Esta deve ser a última semana de votações antes da eleição. As MPs perdem o prazo de validade em 10 de outubro. As duas ainda precisam ser lidas na Câmara para então entrarem na pauta, o que pode ocorrer nesta terça-feira.
Mesmo depois disso, devem ser colocadas em votação após o primeiro item da pauta, que é a medida provisória sobre o fim do Fundo Soberano - um tipo de poupança feita pela União para amenizar o efeito de crises econômicas sobre o país.
Nos últimos dias, entidades que se nomeiam como representantes dos caminhoneiros têm divulgado informações sobre a possibilidade de uma nova paralisação.
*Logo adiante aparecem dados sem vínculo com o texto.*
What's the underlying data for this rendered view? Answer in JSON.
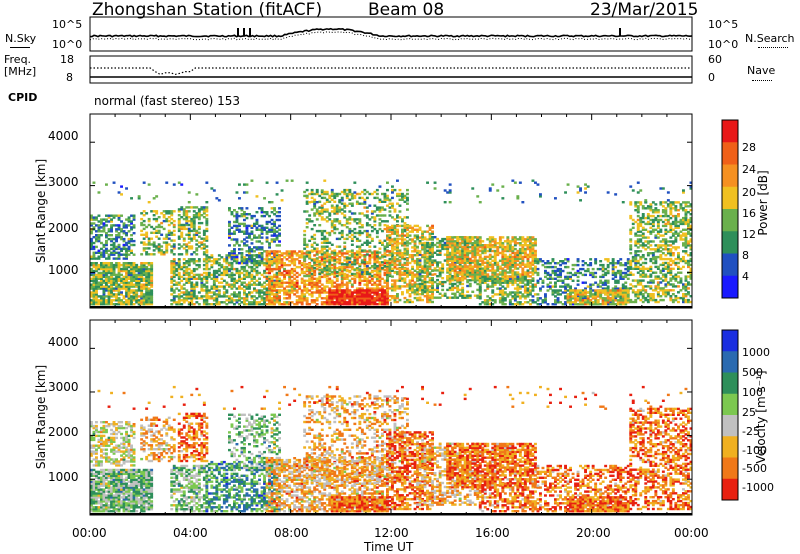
{
  "header": {
    "station": "Zhongshan Station (fitACF)",
    "beam": "Beam 08",
    "date": "23/Mar/2015"
  },
  "status_rows": {
    "nsky_label": "N.Sky",
    "nsky_ticks": [
      "10^5",
      "10^0"
    ],
    "nsearch_label": "N.Search",
    "nsearch_ticks": [
      "10^5",
      "10^0"
    ],
    "freq_label_1": "Freq.",
    "freq_label_2": "[MHz]",
    "freq_ticks": [
      "18",
      "8"
    ],
    "nave_label": "Nave",
    "nave_ticks": [
      "60",
      "0"
    ],
    "cpid_label": "CPID",
    "cpid_text": "normal (fast stereo) 153"
  },
  "chart_data": [
    {
      "type": "heatmap",
      "panel": "power",
      "ylabel": "Slant Range [km]",
      "yticks": [
        "1000",
        "2000",
        "3000",
        "4000"
      ],
      "ylim": [
        180,
        4650
      ],
      "colorbar_label": "Power [dB]",
      "colorbar_ticks": [
        "4",
        "8",
        "12",
        "16",
        "20",
        "24",
        "28"
      ],
      "colorbar_range": [
        0,
        30
      ],
      "colors": [
        "#1a1aff",
        "#2050c0",
        "#2e8f5a",
        "#6ab04c",
        "#f0c020",
        "#f59020",
        "#f06018",
        "#e81818"
      ]
    },
    {
      "type": "heatmap",
      "panel": "velocity",
      "ylabel": "Slant Range [km]",
      "yticks": [
        "1000",
        "2000",
        "3000",
        "4000"
      ],
      "ylim": [
        180,
        4650
      ],
      "colorbar_label": "Velocity [m s⁻¹]",
      "colorbar_ticks": [
        "1000",
        "500",
        "100",
        "25",
        "-25",
        "-100",
        "-500",
        "-1000"
      ],
      "colors": [
        "#1a2ee0",
        "#2a6ab0",
        "#2e8f5a",
        "#7cc850",
        "#c0c0c0",
        "#f0b020",
        "#f07818",
        "#e82010"
      ]
    }
  ],
  "x_axis": {
    "ticks": [
      "00:00",
      "04:00",
      "08:00",
      "12:00",
      "16:00",
      "20:00",
      "00:00"
    ],
    "label": "Time UT"
  }
}
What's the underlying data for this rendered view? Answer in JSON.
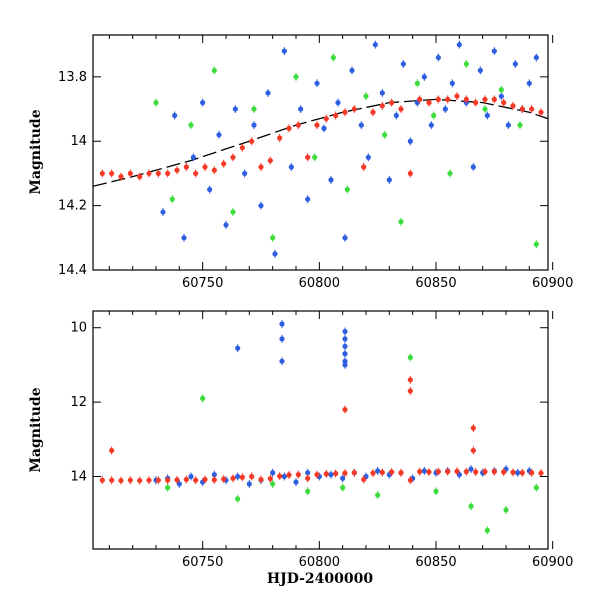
{
  "chart_data": [
    {
      "type": "scatter",
      "panel": "top",
      "title": "",
      "xlabel": "",
      "ylabel": "Magnitude",
      "xlim": [
        60703,
        60898
      ],
      "ylim": [
        14.4,
        13.67
      ],
      "y_inverted": true,
      "grid": false,
      "legend": "none",
      "x_ticks": [
        60750,
        60800,
        60850,
        60900
      ],
      "x_tick_labels": [
        "60750",
        "60800",
        "60850",
        "60900"
      ],
      "y_ticks": [
        13.8,
        14.0,
        14.2,
        14.4
      ],
      "y_tick_labels": [
        "13.8",
        "14",
        "14.2",
        "14.4"
      ],
      "trend": {
        "type": "line",
        "color": "#000000",
        "dashed": true,
        "x": [
          60703,
          60720,
          60745,
          60770,
          60790,
          60810,
          60830,
          60850,
          60870,
          60890,
          60898
        ],
        "y": [
          14.14,
          14.11,
          14.06,
          14.0,
          13.95,
          13.91,
          13.88,
          13.87,
          13.88,
          13.91,
          13.93
        ]
      },
      "series": [
        {
          "color": "#2e5fe0",
          "x": [
            60733,
            60738,
            60742,
            60746,
            60750,
            60753,
            60757,
            60760,
            60764,
            60768,
            60772,
            60775,
            60778,
            60781,
            60785,
            60788,
            60792,
            60795,
            60799,
            60802,
            60805,
            60808,
            60811,
            60814,
            60818,
            60821,
            60824,
            60827,
            60830,
            60833,
            60836,
            60839,
            60842,
            60845,
            60848,
            60851,
            60854,
            60857,
            60860,
            60863,
            60866,
            60869,
            60872,
            60875,
            60878,
            60881,
            60884,
            60887,
            60890,
            60893
          ],
          "y": [
            14.22,
            13.92,
            14.3,
            14.05,
            13.88,
            14.15,
            13.98,
            14.26,
            13.9,
            14.1,
            13.95,
            14.2,
            13.85,
            14.35,
            13.72,
            14.08,
            13.9,
            14.18,
            13.82,
            13.96,
            14.12,
            13.88,
            14.3,
            13.78,
            13.95,
            14.05,
            13.7,
            13.85,
            14.12,
            13.92,
            13.76,
            14.0,
            13.88,
            13.8,
            13.95,
            13.74,
            13.9,
            13.82,
            13.7,
            13.88,
            14.08,
            13.78,
            13.92,
            13.72,
            13.86,
            13.95,
            13.76,
            13.9,
            13.82,
            13.74
          ]
        },
        {
          "color": "#3bdc3b",
          "x": [
            60730,
            60737,
            60745,
            60755,
            60763,
            60772,
            60780,
            60790,
            60798,
            60806,
            60812,
            60820,
            60828,
            60835,
            60842,
            60849,
            60856,
            60863,
            60871,
            60878,
            60886,
            60893
          ],
          "y": [
            13.88,
            14.18,
            13.95,
            13.78,
            14.22,
            13.9,
            14.3,
            13.8,
            14.05,
            13.74,
            14.15,
            13.86,
            13.98,
            14.25,
            13.82,
            13.92,
            14.1,
            13.76,
            13.9,
            13.84,
            13.95,
            14.32
          ]
        },
        {
          "color": "#f43a27",
          "x": [
            60707,
            60711,
            60715,
            60719,
            60723,
            60727,
            60731,
            60735,
            60739,
            60743,
            60747,
            60751,
            60755,
            60759,
            60763,
            60767,
            60771,
            60775,
            60779,
            60783,
            60787,
            60791,
            60795,
            60799,
            60803,
            60807,
            60811,
            60815,
            60819,
            60823,
            60827,
            60831,
            60835,
            60839,
            60843,
            60847,
            60851,
            60855,
            60859,
            60863,
            60867,
            60871,
            60875,
            60879,
            60883,
            60887,
            60891,
            60895
          ],
          "y": [
            14.1,
            14.1,
            14.11,
            14.1,
            14.11,
            14.1,
            14.1,
            14.1,
            14.09,
            14.08,
            14.1,
            14.08,
            14.09,
            14.07,
            14.05,
            14.02,
            14.0,
            14.08,
            14.06,
            13.99,
            13.96,
            13.95,
            14.05,
            13.95,
            13.93,
            13.92,
            13.91,
            13.9,
            14.08,
            13.91,
            13.89,
            13.88,
            13.9,
            14.1,
            13.87,
            13.88,
            13.87,
            13.87,
            13.86,
            13.87,
            13.88,
            13.87,
            13.87,
            13.88,
            13.89,
            13.9,
            13.9,
            13.91
          ]
        }
      ]
    },
    {
      "type": "scatter",
      "panel": "bottom",
      "title": "",
      "xlabel": "HJD-2400000",
      "ylabel": "Magnitude",
      "xlim": [
        60703,
        60898
      ],
      "ylim": [
        15.95,
        9.55
      ],
      "y_inverted": true,
      "grid": false,
      "legend": "none",
      "x_ticks": [
        60750,
        60800,
        60850,
        60900
      ],
      "x_tick_labels": [
        "60750",
        "60800",
        "60850",
        "60900"
      ],
      "y_ticks": [
        10,
        12,
        14
      ],
      "y_tick_labels": [
        "10",
        "12",
        "14"
      ],
      "series": [
        {
          "color": "#2e5fe0",
          "x": [
            60730,
            60735,
            60740,
            60745,
            60750,
            60755,
            60760,
            60765,
            60770,
            60775,
            60780,
            60785,
            60790,
            60795,
            60800,
            60805,
            60810,
            60815,
            60820,
            60825,
            60830,
            60835,
            60840,
            60845,
            60850,
            60855,
            60860,
            60865,
            60870,
            60875,
            60880,
            60885,
            60890,
            60765,
            60784,
            60784,
            60784,
            60811,
            60811,
            60811,
            60811,
            60811,
            60811
          ],
          "y": [
            14.1,
            14.05,
            14.2,
            14.0,
            14.15,
            13.95,
            14.1,
            14.0,
            14.2,
            14.1,
            13.9,
            14.0,
            14.15,
            13.9,
            14.0,
            13.95,
            14.05,
            13.9,
            14.0,
            13.85,
            13.95,
            13.9,
            14.05,
            13.85,
            13.9,
            13.85,
            13.95,
            13.8,
            13.9,
            13.85,
            13.8,
            13.9,
            13.85,
            10.55,
            9.9,
            10.3,
            10.9,
            10.1,
            10.3,
            10.5,
            10.7,
            10.9,
            11.0
          ]
        },
        {
          "color": "#3bdc3b",
          "x": [
            60735,
            60750,
            60765,
            60780,
            60795,
            60810,
            60825,
            60839,
            60850,
            60865,
            60872,
            60880,
            60893
          ],
          "y": [
            14.3,
            11.9,
            14.6,
            14.2,
            14.4,
            14.3,
            14.5,
            10.8,
            14.4,
            14.8,
            15.45,
            14.9,
            14.3
          ]
        },
        {
          "color": "#f43a27",
          "x": [
            60707,
            60711,
            60715,
            60719,
            60723,
            60727,
            60731,
            60735,
            60739,
            60743,
            60747,
            60751,
            60755,
            60759,
            60763,
            60767,
            60771,
            60775,
            60779,
            60783,
            60787,
            60791,
            60795,
            60799,
            60803,
            60807,
            60811,
            60815,
            60819,
            60823,
            60827,
            60831,
            60835,
            60839,
            60843,
            60847,
            60851,
            60855,
            60859,
            60863,
            60867,
            60871,
            60875,
            60879,
            60883,
            60887,
            60891,
            60895,
            60711,
            60811,
            60839,
            60839,
            60866,
            60866
          ],
          "y": [
            14.1,
            14.1,
            14.11,
            14.1,
            14.11,
            14.1,
            14.1,
            14.1,
            14.09,
            14.08,
            14.1,
            14.08,
            14.09,
            14.07,
            14.05,
            14.02,
            14.0,
            14.08,
            14.06,
            13.99,
            13.96,
            13.95,
            14.05,
            13.95,
            13.93,
            13.92,
            13.91,
            13.9,
            14.08,
            13.91,
            13.89,
            13.88,
            13.9,
            14.1,
            13.87,
            13.88,
            13.87,
            13.87,
            13.86,
            13.87,
            13.88,
            13.87,
            13.87,
            13.88,
            13.89,
            13.9,
            13.9,
            13.91,
            13.3,
            12.2,
            11.4,
            11.7,
            12.7,
            13.3
          ]
        }
      ]
    }
  ]
}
Para o ministro da Secretaria de Governo, não há risco de nova greve.
O que está sendo questionado na Justiça é a legalidade da tabela de preços mínimos para o frete. Na sexta-feira, em nota, a Abcam, Associação Brasileira dos Caminhoneiros disse que está monitorando o cumprimento do acordo e negou qualquer movimentação para uma nova greve. Agora, é ver para crer.